Olivia knew the reason for Tullah’s wariness of the male sex and she also knew that Tullah didn’t like to discuss her love life.
She knew that the only time Tullah did let her guard down with men was when she was with one she knew to be happily attached to another woman. Because she felt safe with such a man?
‘So none of the properties was any good, then?’ she asked sympathetically.
Tullah pulled a face. ‘Well, the modern single-bedroomed flats they showed me were affordable, but very anonymous, and the cottages were either too large or too expensive or both. There was one, though....’ She paused whilst Olivia waited. ‘Well, it just had so many things against it, and even the agent said that it had only been included on the list at the last minute, but...’
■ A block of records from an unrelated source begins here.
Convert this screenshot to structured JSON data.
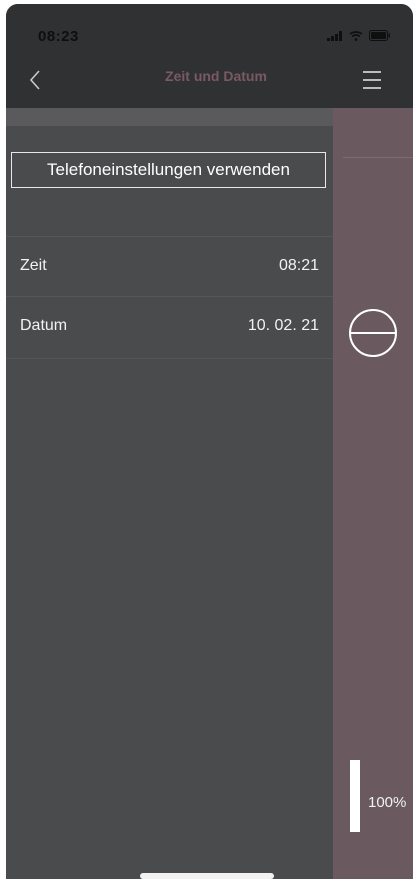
{
  "status_bar": {
    "time": "08:23",
    "icons": [
      "signal-icon",
      "wifi-icon",
      "battery-icon"
    ]
  },
  "nav": {
    "title": "Zeit und Datum",
    "back_icon": "chevron-left-icon",
    "menu_icon": "hamburger-menu-icon"
  },
  "settings": {
    "use_phone_settings_label": "Telefoneinstellungen verwenden",
    "rows": [
      {
        "label": "Zeit",
        "value": "08:21"
      },
      {
        "label": "Datum",
        "value": "10. 02. 21"
      }
    ]
  },
  "side_panel": {
    "minus_icon": "minus-circle-icon",
    "level_text": "100%",
    "level_fraction": 1.0
  },
  "colors": {
    "header_bg": "#303133",
    "panel_bg": "#4a4b4d",
    "side_bg": "#6a5a60",
    "title_color": "#7a5a62"
  }
}
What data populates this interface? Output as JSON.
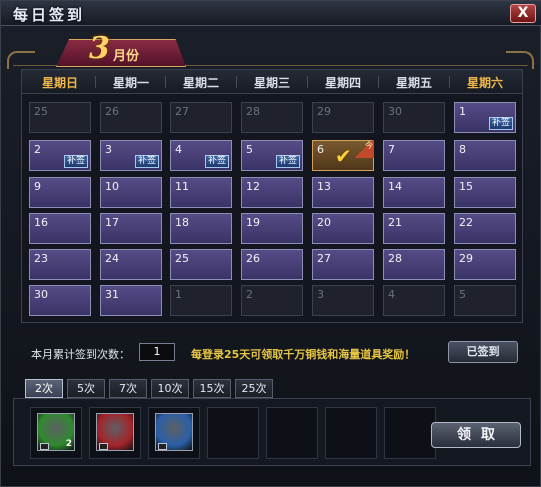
{
  "window": {
    "title": "每日签到",
    "close_label": "X"
  },
  "month": {
    "number": "3",
    "label": "月份"
  },
  "weekdays": [
    "星期日",
    "星期一",
    "星期二",
    "星期三",
    "星期四",
    "星期五",
    "星期六"
  ],
  "calendar": [
    [
      {
        "day": "25",
        "state": "other"
      },
      {
        "day": "26",
        "state": "other"
      },
      {
        "day": "27",
        "state": "other"
      },
      {
        "day": "28",
        "state": "other"
      },
      {
        "day": "29",
        "state": "other"
      },
      {
        "day": "30",
        "state": "other"
      },
      {
        "day": "1",
        "state": "makeup"
      }
    ],
    [
      {
        "day": "2",
        "state": "makeup"
      },
      {
        "day": "3",
        "state": "makeup"
      },
      {
        "day": "4",
        "state": "makeup"
      },
      {
        "day": "5",
        "state": "makeup"
      },
      {
        "day": "6",
        "state": "today"
      },
      {
        "day": "7",
        "state": "normal"
      },
      {
        "day": "8",
        "state": "normal"
      }
    ],
    [
      {
        "day": "9",
        "state": "normal"
      },
      {
        "day": "10",
        "state": "normal"
      },
      {
        "day": "11",
        "state": "normal"
      },
      {
        "day": "12",
        "state": "normal"
      },
      {
        "day": "13",
        "state": "normal"
      },
      {
        "day": "14",
        "state": "normal"
      },
      {
        "day": "15",
        "state": "normal"
      }
    ],
    [
      {
        "day": "16",
        "state": "normal"
      },
      {
        "day": "17",
        "state": "normal"
      },
      {
        "day": "18",
        "state": "normal"
      },
      {
        "day": "19",
        "state": "normal"
      },
      {
        "day": "20",
        "state": "normal"
      },
      {
        "day": "21",
        "state": "normal"
      },
      {
        "day": "22",
        "state": "normal"
      }
    ],
    [
      {
        "day": "23",
        "state": "normal"
      },
      {
        "day": "24",
        "state": "normal"
      },
      {
        "day": "25",
        "state": "normal"
      },
      {
        "day": "26",
        "state": "normal"
      },
      {
        "day": "27",
        "state": "normal"
      },
      {
        "day": "28",
        "state": "normal"
      },
      {
        "day": "29",
        "state": "normal"
      }
    ],
    [
      {
        "day": "30",
        "state": "normal"
      },
      {
        "day": "31",
        "state": "normal"
      },
      {
        "day": "1",
        "state": "other"
      },
      {
        "day": "2",
        "state": "other"
      },
      {
        "day": "3",
        "state": "other"
      },
      {
        "day": "4",
        "state": "other"
      },
      {
        "day": "5",
        "state": "other"
      }
    ]
  ],
  "makeup_label": "补签",
  "today_tag": "今",
  "counter": {
    "label": "本月累计签到次数：",
    "value": "1"
  },
  "hint": "每登录25天可领取千万铜钱和海量道具奖励！",
  "signed_button": "已签到",
  "tabs": [
    "2次",
    "5次",
    "7次",
    "10次",
    "15次",
    "25次"
  ],
  "active_tab_index": 0,
  "rewards": [
    {
      "icon": "green-crystal-icon",
      "color": "#2f8a2f",
      "quantity": "2"
    },
    {
      "icon": "red-gem-icon",
      "color": "#a3242a",
      "quantity": ""
    },
    {
      "icon": "blue-potion-icon",
      "color": "#2a5fa8",
      "quantity": ""
    }
  ],
  "claim_button": "领取"
}
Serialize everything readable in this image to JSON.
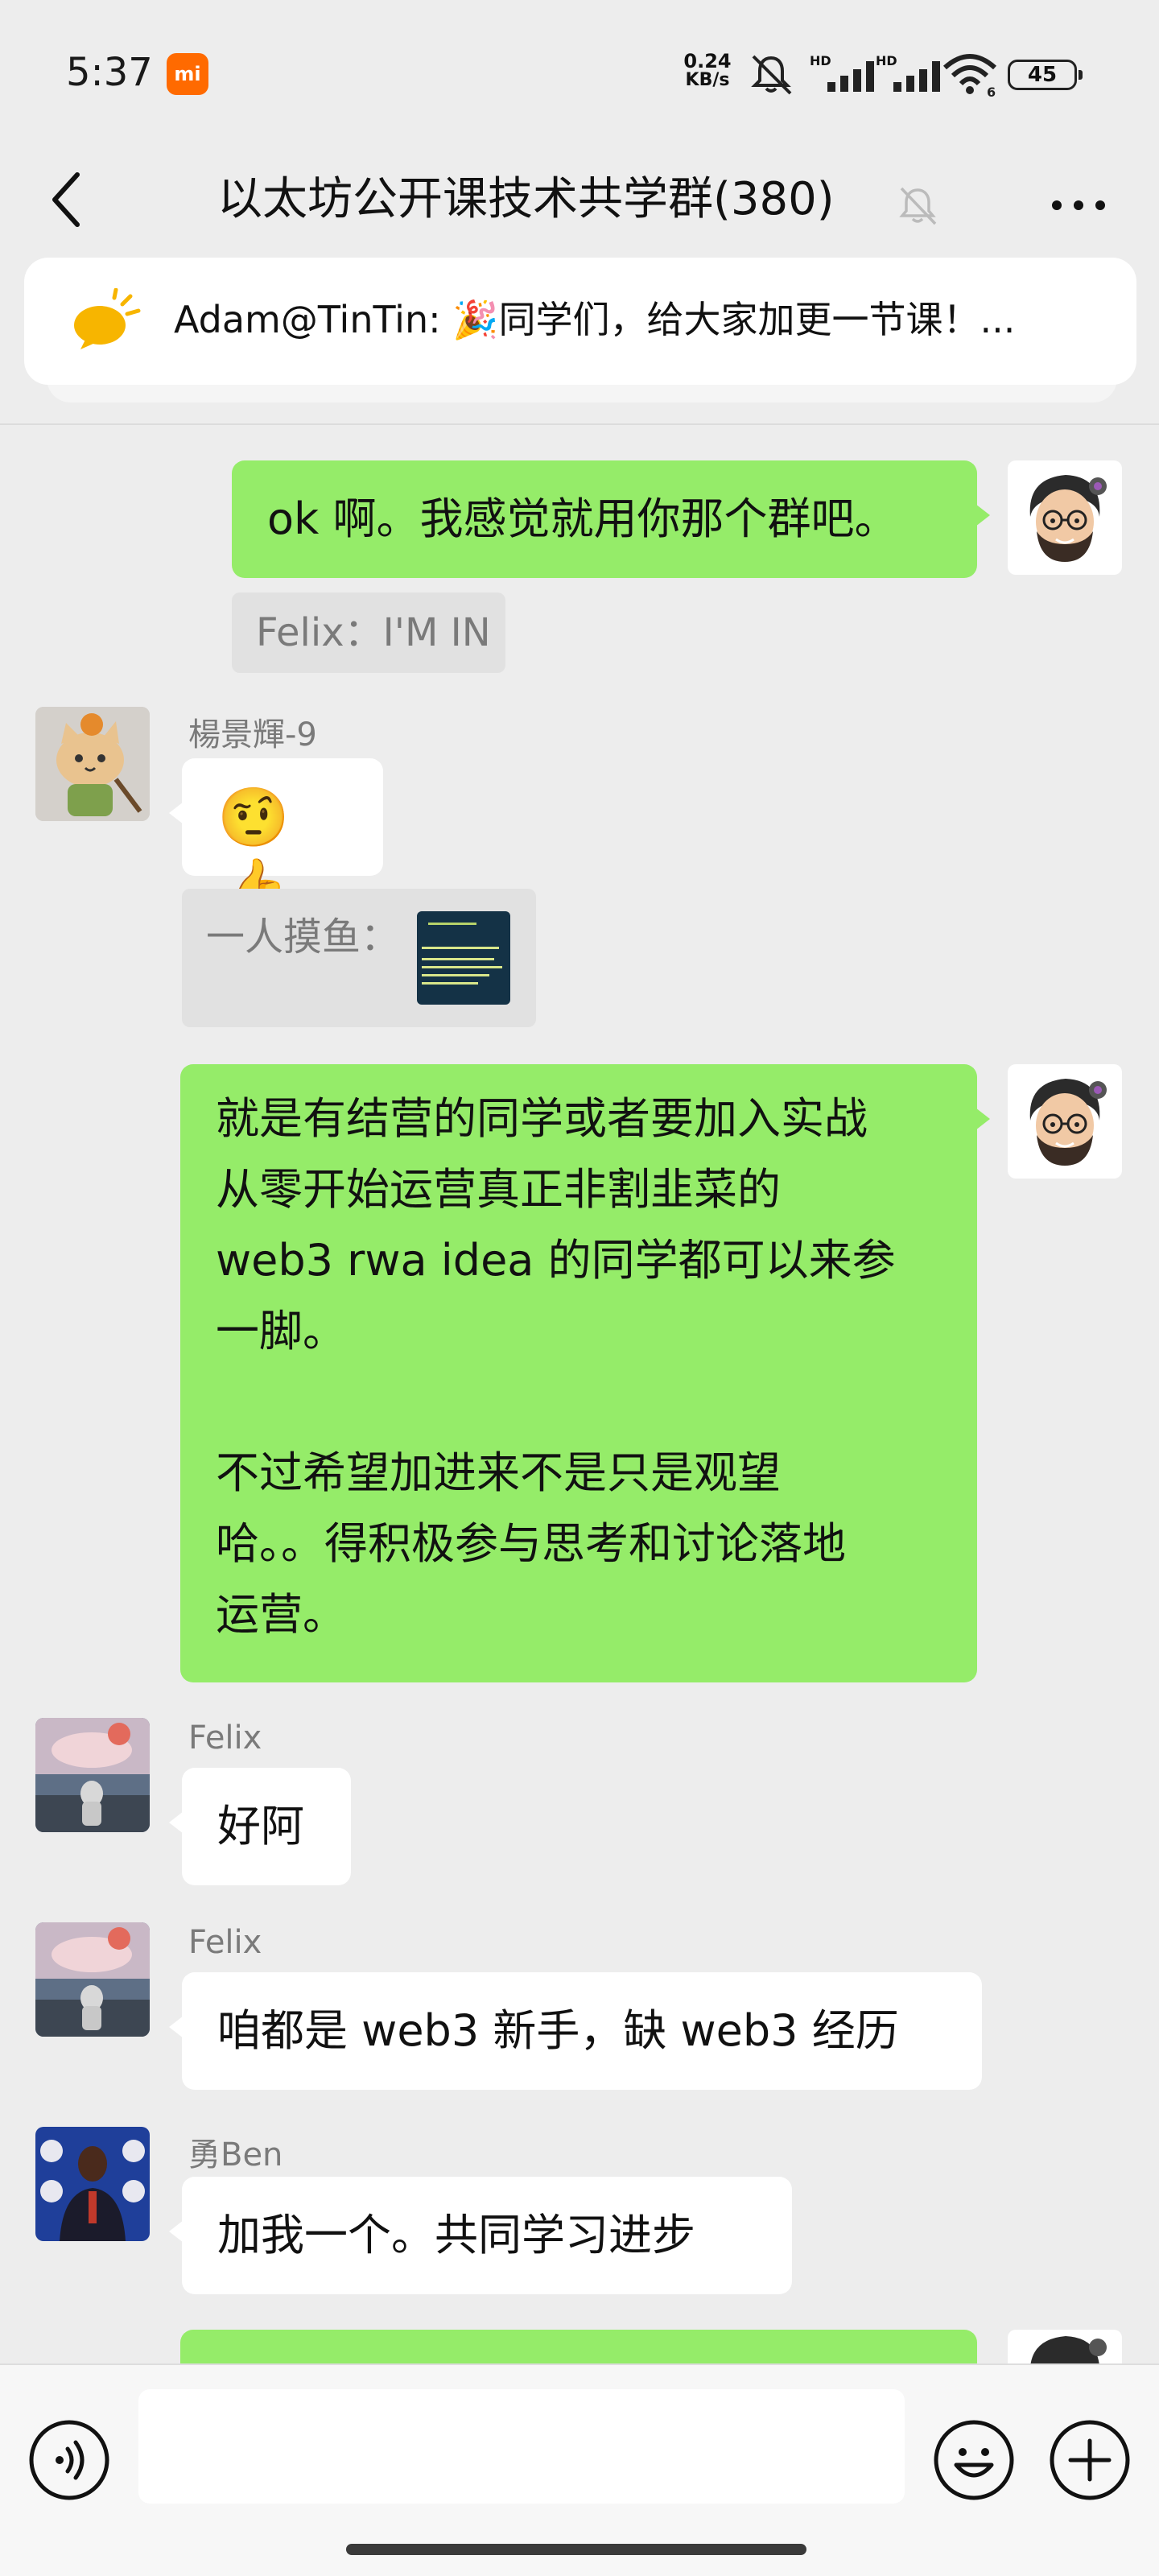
{
  "status_bar": {
    "time": "5:37",
    "mi_badge": "mi",
    "net_speed_value": "0.24",
    "net_speed_unit": "KB/s",
    "signal1_label": "HD",
    "signal2_label": "HD",
    "wifi_sub": "6",
    "battery": "45"
  },
  "header": {
    "title": "以太坊公开课技术共学群(380)",
    "back_icon": "chevron-left-icon",
    "mute_icon": "bell-off-icon",
    "more_icon": "more-dots-icon"
  },
  "announcement": {
    "icon": "megaphone-icon",
    "text": "Adam@TinTin: 🎉同学们，给大家加更一节课！..."
  },
  "messages": [
    {
      "side": "right",
      "text": "ok 啊。我感觉就用你那个群吧。"
    },
    {
      "side": "right-quote",
      "text": "Felix：I'M IN"
    },
    {
      "side": "left",
      "sender": "楊景輝-9",
      "text": "🤨👍"
    },
    {
      "side": "left-quote",
      "text": "一人摸鱼："
    },
    {
      "side": "right",
      "text": "就是有结营的同学或者要加入实战\n从零开始运营真正非割韭菜的\nweb3 rwa idea 的同学都可以来参\n一脚。\n\n不过希望加进来不是只是观望\n哈。。得积极参与思考和讨论落地\n运营。"
    },
    {
      "side": "left",
      "sender": "Felix",
      "text": "好阿"
    },
    {
      "side": "left",
      "sender": "Felix",
      "text": "咱都是 web3 新手，缺 web3 经历"
    },
    {
      "side": "left",
      "sender": "勇Ben",
      "text": "加我一个。共同学习进步"
    }
  ],
  "input_bar": {
    "placeholder": "",
    "voice_icon": "voice-icon",
    "emoji_icon": "emoji-icon",
    "plus_icon": "plus-icon"
  },
  "colors": {
    "background": "#ededed",
    "bubble_mine": "#95ec69",
    "bubble_other": "#ffffff",
    "accent_orange": "#ff6a00"
  }
}
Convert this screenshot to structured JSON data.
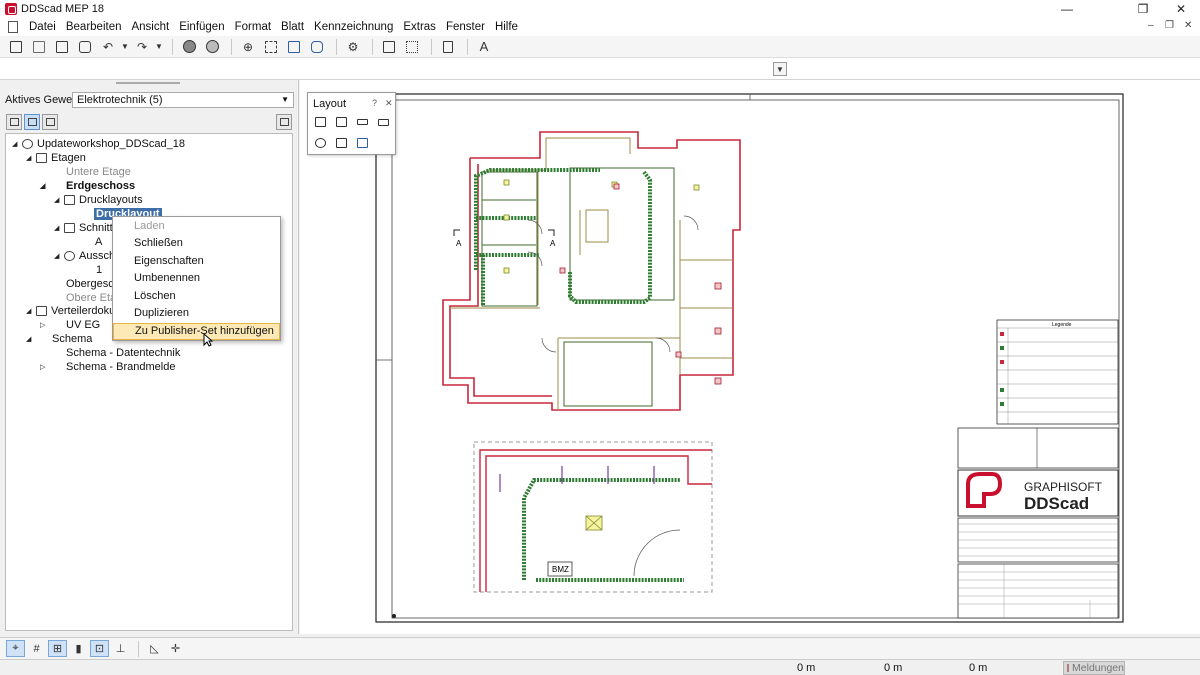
{
  "window": {
    "title": "DDScad MEP 18",
    "minimize": "—",
    "maximize": "❐",
    "close": "✕"
  },
  "menu": {
    "items": [
      "Datei",
      "Bearbeiten",
      "Ansicht",
      "Einfügen",
      "Format",
      "Blatt",
      "Kennzeichnung",
      "Extras",
      "Fenster",
      "Hilfe"
    ],
    "mdi_controls": {
      "minimize": "–",
      "restore": "❐",
      "close": "✕"
    }
  },
  "panel": {
    "gewerk_label": "Aktives Gewerk",
    "gewerk_value": "Elektrotechnik (5)",
    "dropdown_arrow": "▼"
  },
  "tree": {
    "root": "Updateworkshop_DDScad_18",
    "etagen": "Etagen",
    "untere_etage": "Untere Etage",
    "erdgeschoss": "Erdgeschoss",
    "drucklayouts": "Drucklayouts",
    "drucklayout": "Drucklayout",
    "schnitte": "Schnitte",
    "schnitt_a": "A",
    "ausschnitte": "Ausschn",
    "ausschnitt_1": "1",
    "obergeschoss": "Obergesch",
    "obere_etage": "Obere Etag",
    "verteilerdokumente": "Verteilerdokume",
    "uv_eg": "UV EG",
    "schema": "Schema",
    "schema_datentechnik": "Schema - Datentechnik",
    "schema_brandmelde": "Schema - Brandmelde"
  },
  "context_menu": {
    "items": [
      "Laden",
      "Schließen",
      "Eigenschaften",
      "Umbenennen",
      "Löschen",
      "Duplizieren",
      "Zu Publisher-Set hinzufügen"
    ]
  },
  "layout_palette": {
    "title": "Layout",
    "help": "?",
    "close": "✕"
  },
  "drawing": {
    "section_label_a": "A",
    "bmz_label": "BMZ",
    "legend_title": "Legende",
    "logo_line1": "GRAPHISOFT",
    "logo_line2": "DDScad"
  },
  "status": {
    "coord_1": "0 m",
    "coord_2": "0 m",
    "coord_3": "0 m",
    "meldungen": "Meldungen"
  },
  "colors": {
    "wall": "#c8283c",
    "cable_tray": "#2e7d32",
    "selection": "#3d6ea8",
    "menu_hover": "#fde9b6"
  }
}
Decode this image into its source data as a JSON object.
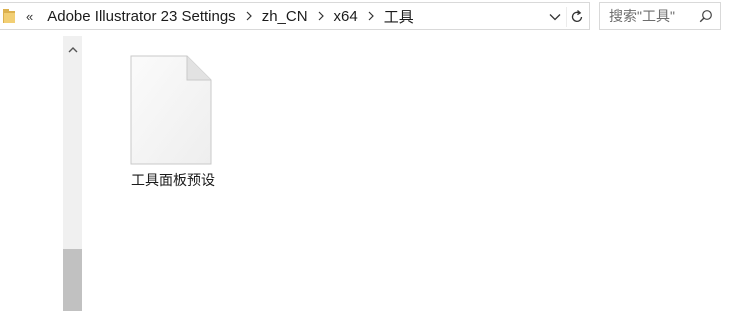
{
  "address_bar": {
    "overflow_label": "«",
    "crumbs": [
      "Adobe Illustrator 23 Settings",
      "zh_CN",
      "x64",
      "工具"
    ]
  },
  "search": {
    "placeholder": "搜索\"工具\""
  },
  "files": [
    {
      "name": "工具面板预设",
      "type": "file"
    }
  ],
  "colors": {
    "scrollbar_track": "#f0f0f0",
    "scrollbar_thumb": "#c1c1c1",
    "border": "#d9d9d9",
    "folder": "#e8c26b"
  }
}
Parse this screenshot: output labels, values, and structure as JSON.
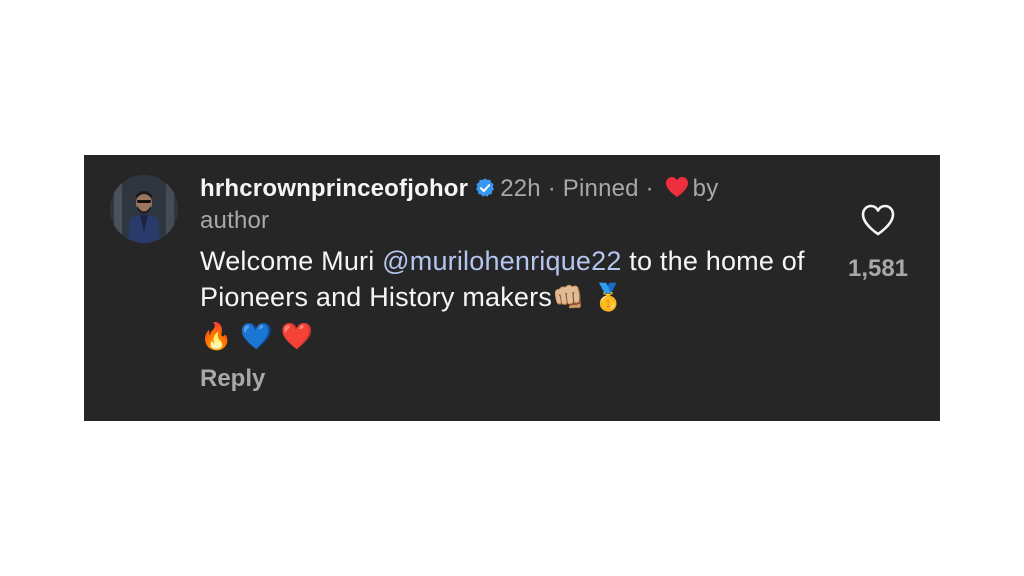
{
  "comment": {
    "username": "hrhcrownprinceofjohor",
    "verified_icon": "verified-badge-icon",
    "time": "22h",
    "separator_1": " · ",
    "pinned": "Pinned",
    "separator_2": " · ",
    "liked_by_prefix": "by",
    "liked_by": "author",
    "text_before_mention": "Welcome Muri ",
    "mention": "@murilohenrique22",
    "text_after_mention": " to the home of Pioneers and History makers",
    "emoji_fist": "👊🏼",
    "emoji_medal": "🥇",
    "emoji_fire": "🔥",
    "emoji_blue_heart": "💙",
    "emoji_red_heart": "❤️",
    "reply_label": "Reply"
  },
  "like": {
    "icon": "heart-outline-icon",
    "count": "1,581"
  },
  "colors": {
    "card_background": "#262626",
    "username": "#f5f5f5",
    "meta": "#a8a8a8",
    "mention": "#b4c6ef",
    "verified": "#3897f0",
    "author_heart": "#ed2f3f"
  }
}
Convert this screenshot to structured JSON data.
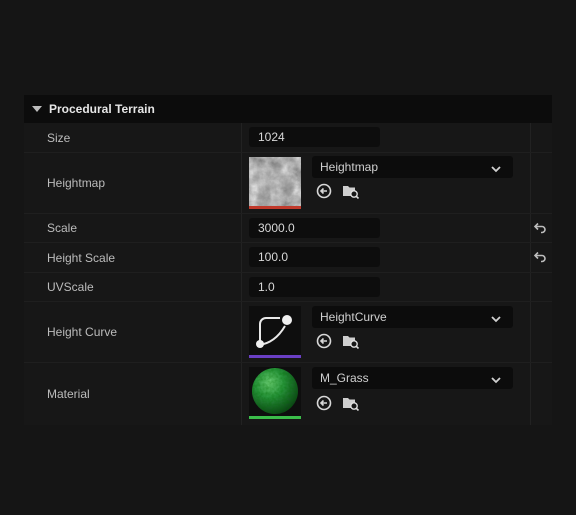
{
  "panel": {
    "title": "Procedural Terrain",
    "rows": {
      "size": {
        "label": "Size",
        "value": "1024"
      },
      "heightmap": {
        "label": "Heightmap",
        "asset": "Heightmap"
      },
      "scale": {
        "label": "Scale",
        "value": "3000.0"
      },
      "height_scale": {
        "label": "Height Scale",
        "value": "100.0"
      },
      "uvscale": {
        "label": "UVScale",
        "value": "1.0"
      },
      "height_curve": {
        "label": "Height Curve",
        "asset": "HeightCurve"
      },
      "material": {
        "label": "Material",
        "asset": "M_Grass"
      }
    }
  },
  "colors": {
    "texture_bar": "#c0392b",
    "curve_bar": "#6a3fc4",
    "material_bar": "#3bbd4a"
  },
  "icons": [
    "collapse-caret-icon",
    "reset-arrow-icon",
    "chevron-down-icon",
    "use-selected-icon",
    "browse-asset-icon"
  ]
}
‘But...’ Olivia encouraged patiently.
Tullah gave her a rueful look and admitted, ‘But it was quite definitely a case of love at first sight.’
‘Oh dear,’ Olivia sympathised, ‘as bad as that?’
‘And more,’ Tullah agreed wryly, ticking points off on her fingers. ‘It’s overpriced, on the wrong side of town for work. It needs a fortune spent on it. Possibly spraying for infestation of the wood, rewiring, new plumbing—you name it. It doesn’t even have mains drainage.’